Then he goes on to completely skip the most noticeable life-changer when
electricity goes out, Lighting. Modern electrical lighting has to be the most
significant way that electricity affects our lives, and completely transforms
the night.

That's not to say removal of electricity won't cause problems, specifically
the "Instant" removal of electricity, but our fundamental dependence on it
seems exaggerated.

------
notJim
I really hate this link-baity title. We are not slaves to electricity. It is a
useful tool, and like all tools, it shapes the way we live our lives.
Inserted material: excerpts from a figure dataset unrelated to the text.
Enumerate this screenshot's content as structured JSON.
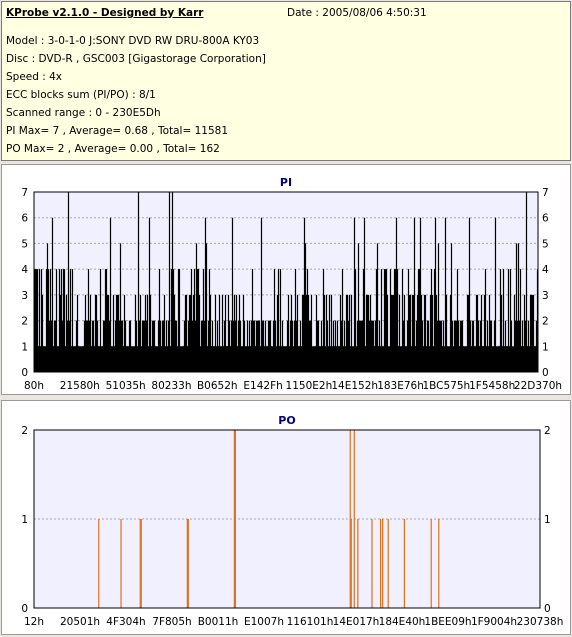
{
  "info": {
    "title": "KProbe v2.1.0 - Designed by Karr",
    "date": "Date : 2005/08/06 4:50:31",
    "model": "Model : 3-0-1-0 J:SONY    DVD RW DRU-800A  KY03",
    "disc": "Disc : DVD-R , GSC003 [Gigastorage Corporation]",
    "speed": "Speed : 4x",
    "ecc": "ECC blocks sum (PI/PO) : 8/1",
    "range": "Scanned range : 0 - 230E5Dh",
    "pi_stats": "PI Max= 7 , Average= 0.68 , Total= 11581",
    "po_stats": "PO Max= 2 , Average= 0.00 , Total= 162"
  },
  "colors": {
    "pi_bar": "#000000",
    "po_bar": "#e0701c",
    "plot_bg": "#f0f0ff",
    "title_text": "#000080"
  },
  "chart_data": [
    {
      "type": "bar",
      "title": "PI",
      "ylim": [
        0,
        7
      ],
      "yticks": [
        0,
        1,
        2,
        3,
        4,
        5,
        6,
        7
      ],
      "xticks": [
        "80h",
        "21580h",
        "51035h",
        "80233h",
        "B0652h",
        "E142Fh",
        "1150E2h",
        "14E152h",
        "183E76h",
        "1BC575h",
        "1F5458h",
        "22D370h"
      ],
      "max": 7,
      "average": 0.68,
      "total": 11581,
      "grid": true
    },
    {
      "type": "bar",
      "title": "PO",
      "ylim": [
        0,
        2
      ],
      "yticks": [
        0,
        1,
        2
      ],
      "xticks": [
        "12h",
        "20501h",
        "4F304h",
        "7F805h",
        "B0011h",
        "E1007h",
        "116101h",
        "14E017h",
        "184E40h",
        "1BEE09h",
        "1F9004h",
        "230738h"
      ],
      "max": 2,
      "average": 0.0,
      "total": 162,
      "grid": true,
      "events": [
        {
          "x": 0.128,
          "value": 1
        },
        {
          "x": 0.172,
          "value": 1
        },
        {
          "x": 0.21,
          "value": 1
        },
        {
          "x": 0.212,
          "value": 1
        },
        {
          "x": 0.303,
          "value": 1
        },
        {
          "x": 0.305,
          "value": 1
        },
        {
          "x": 0.396,
          "value": 2
        },
        {
          "x": 0.398,
          "value": 2
        },
        {
          "x": 0.625,
          "value": 2
        },
        {
          "x": 0.627,
          "value": 1
        },
        {
          "x": 0.633,
          "value": 2
        },
        {
          "x": 0.64,
          "value": 1
        },
        {
          "x": 0.668,
          "value": 1
        },
        {
          "x": 0.685,
          "value": 1
        },
        {
          "x": 0.689,
          "value": 1
        },
        {
          "x": 0.7,
          "value": 1
        },
        {
          "x": 0.732,
          "value": 1
        },
        {
          "x": 0.785,
          "value": 1
        },
        {
          "x": 0.8,
          "value": 1
        }
      ]
    }
  ]
}
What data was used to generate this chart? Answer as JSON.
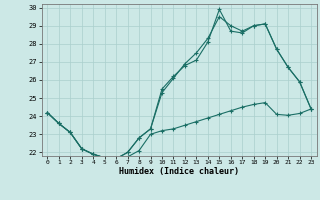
{
  "xlabel": "Humidex (Indice chaleur)",
  "background_color": "#cce8e6",
  "grid_color": "#aacfcd",
  "line_color": "#1a6e65",
  "xlim": [
    -0.5,
    23.5
  ],
  "ylim": [
    21.8,
    30.2
  ],
  "xticks": [
    0,
    1,
    2,
    3,
    4,
    5,
    6,
    7,
    8,
    9,
    10,
    11,
    12,
    13,
    14,
    15,
    16,
    17,
    18,
    19,
    20,
    21,
    22,
    23
  ],
  "yticks": [
    22,
    23,
    24,
    25,
    26,
    27,
    28,
    29,
    30
  ],
  "line1_x": [
    0,
    1,
    2,
    3,
    4,
    5,
    6,
    7,
    8,
    9,
    10,
    11,
    12,
    13,
    14,
    15,
    16,
    17,
    18,
    19,
    20,
    21,
    22,
    23
  ],
  "line1_y": [
    24.2,
    23.6,
    23.1,
    22.2,
    21.9,
    21.7,
    21.65,
    21.75,
    22.1,
    23.0,
    23.2,
    23.3,
    23.5,
    23.7,
    23.9,
    24.1,
    24.3,
    24.5,
    24.65,
    24.75,
    24.1,
    24.05,
    24.15,
    24.4
  ],
  "line2_x": [
    0,
    1,
    2,
    3,
    4,
    5,
    6,
    7,
    8,
    9,
    10,
    11,
    12,
    13,
    14,
    15,
    16,
    17,
    18,
    19,
    20,
    21,
    22,
    23
  ],
  "line2_y": [
    24.2,
    23.6,
    23.1,
    22.2,
    21.9,
    21.7,
    21.65,
    22.0,
    22.8,
    23.3,
    25.5,
    26.2,
    26.8,
    27.1,
    28.1,
    29.9,
    28.7,
    28.6,
    29.0,
    29.1,
    27.7,
    26.7,
    25.9,
    24.4
  ],
  "line3_x": [
    0,
    1,
    2,
    3,
    4,
    5,
    6,
    7,
    8,
    9,
    10,
    11,
    12,
    13,
    14,
    15,
    16,
    17,
    18,
    19,
    20,
    21,
    22,
    23
  ],
  "line3_y": [
    24.2,
    23.6,
    23.1,
    22.2,
    21.9,
    21.7,
    21.65,
    22.0,
    22.8,
    23.3,
    25.3,
    26.1,
    26.9,
    27.5,
    28.3,
    29.5,
    29.0,
    28.7,
    29.0,
    29.1,
    27.7,
    26.7,
    25.9,
    24.4
  ]
}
I really wish people wouldn't upvote this stuff. It's about 70% flowery,
overwrought generalities about electricity, and 30% hand-wavey press-releases
about battery technology. Admittedly, the battery technology bit could be
interesting, but I'd really rather read something substantial about it.

------
EzGraphs
The article goes on to focus on the need for advancement in battery
technologies. Although the specific examples in view were mobile devices, I
think that is one of the most interesting aspects of the work Tesla(TSLA) is
doing. They are extremely motivated to make breakthroughs. Their business
depends up on it.

------
billswift
And another Carrington event could fry all electronics, and possibly all
electrical equipment depending on how powerful it is, at any time.

<http://en.wikipedia.org/wiki/Carrington_event>